Overall async_hooks are very costly, especially with promises.

— You are receiving this because you commented. Reply to this email directly, view it on GitHub https://github.com/nodejs/benchmarking/issues/181#issuecomment-434994261, or mute the thread https://github.com/notifications/unsubscribe-auth/AAmJPg_nTlHJe-Qr1xFoG-rEVv8Fq2rGks5uqsilgaJpZM4REc5B .

dnutels commented 5 years ago

Tried it on Node 12.2 on Windows 10 U. Still costly.

regular Bluebird-doxbee: 126 ms.
init Bluebird-doxbee: 551 ms.
full Bluebird-doxbee: 707 ms.
regular Bluebird-parallel: 170 ms.
init Bluebird-parallel: 1048 ms.
full Bluebird-parallel: 1316 ms.
regular Wikipedia: 334 ms.
init Wikipedia: 2129 ms.
full Wikipedia: 2621 ms.
regular hapiserver: 5477.2 reqs.
init hapiserver: 3266.6 reqs.
full hapiserver: 2727.3 reqs.
regular koaserver: 8231.8 reqs.
init koaserver: 7309.6 reqs.
full koaserver: 6771.1 reqs.
omeraha commented 5 years ago

I would recommend to check out the latest Node 8, Node 10 and Node 11, as the runtimes that are used in the blog post are quite old, or not supported anymore (Node 9). There should have been some improvement in the area.

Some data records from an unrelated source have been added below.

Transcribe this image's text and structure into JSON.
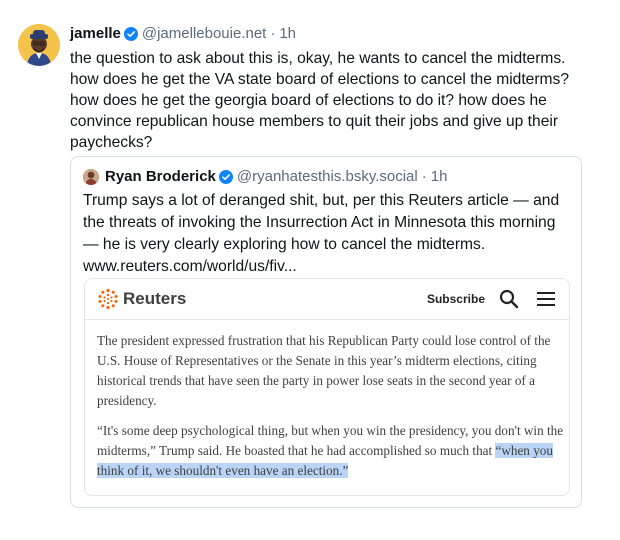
{
  "post": {
    "display_name": "jamelle",
    "handle": "@jamellebouie.net",
    "separator": "·",
    "time": "1h",
    "text": "the question to ask about this is, okay, he wants to cancel the midterms. how does he get the VA state board of elections to cancel the midterms? how does he get the georgia board of elections to do it? how does he convince republican house members to quit their jobs and give up their paychecks?"
  },
  "quote": {
    "display_name": "Ryan Broderick",
    "handle": "@ryanhatesthis.bsky.social",
    "separator": "·",
    "time": "1h",
    "text": "Trump says a lot of deranged shit, but, per this Reuters article — and the threats of invoking the Insurrection Act in Minnesota this morning — he is very clearly exploring how to cancel the midterms.",
    "link": "www.reuters.com/world/us/fiv..."
  },
  "embed": {
    "brand": "Reuters",
    "subscribe_label": "Subscribe",
    "paragraph1": "The president expressed frustration that his Republican Party could lose control of the U.S. House of Representatives or the Senate in this year’s midterm elections, citing historical trends that have seen the party in power lose seats in the second year of a presidency.",
    "paragraph2_plain": "“It's some deep psychological thing, but when you win the presidency, you don't win the midterms,” Trump said. He boasted that he had accomplished so much that ",
    "paragraph2_highlight": "“when you think of it, we shouldn't even have an election.”"
  },
  "colors": {
    "verified": "#1083fe",
    "highlight": "#b9d4f5",
    "reuters_orange": "#fa6400"
  },
  "icons": [
    "verified-badge-icon",
    "reuters-logo-icon",
    "search-icon",
    "menu-icon"
  ]
}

Overall async_hooks  are very costly, especially with promises.

@mcollina Can you shortly explain the reasons for the substantial performance impact?

alekbarszczewski commented 4 years ago

Is it possible to reduce performance impact of async_hooks in the future (in future Node.js versions)? Or the performance will be always so bad because of the nature of async_hooks and how they work?

benjamingr commented 4 years ago

@alekbarszczewski it is mostly blocked on people doing the product work and suggesting concrete improvements.

rochdev commented 4 years ago

If anyone can provide pointers of where to start to try and fix this, and/or a tl;dr of why it's so slow, I can try to look into it.

mhdawson commented 4 years ago

@rochdev how much time will you have to invest? It will be a relatively big ramp up.

mhdawson commented 4 years ago

@rochdev my suggestion is to come to the next https://github.com/nodejs/diagnostics meeting. We are looking for a Champion to help with moving async hooks forward.

As per the calendar the next meeting is scheduled for Oct 9 (next wed) and an issue will be opened in the repo next Monday with the meeting links etc.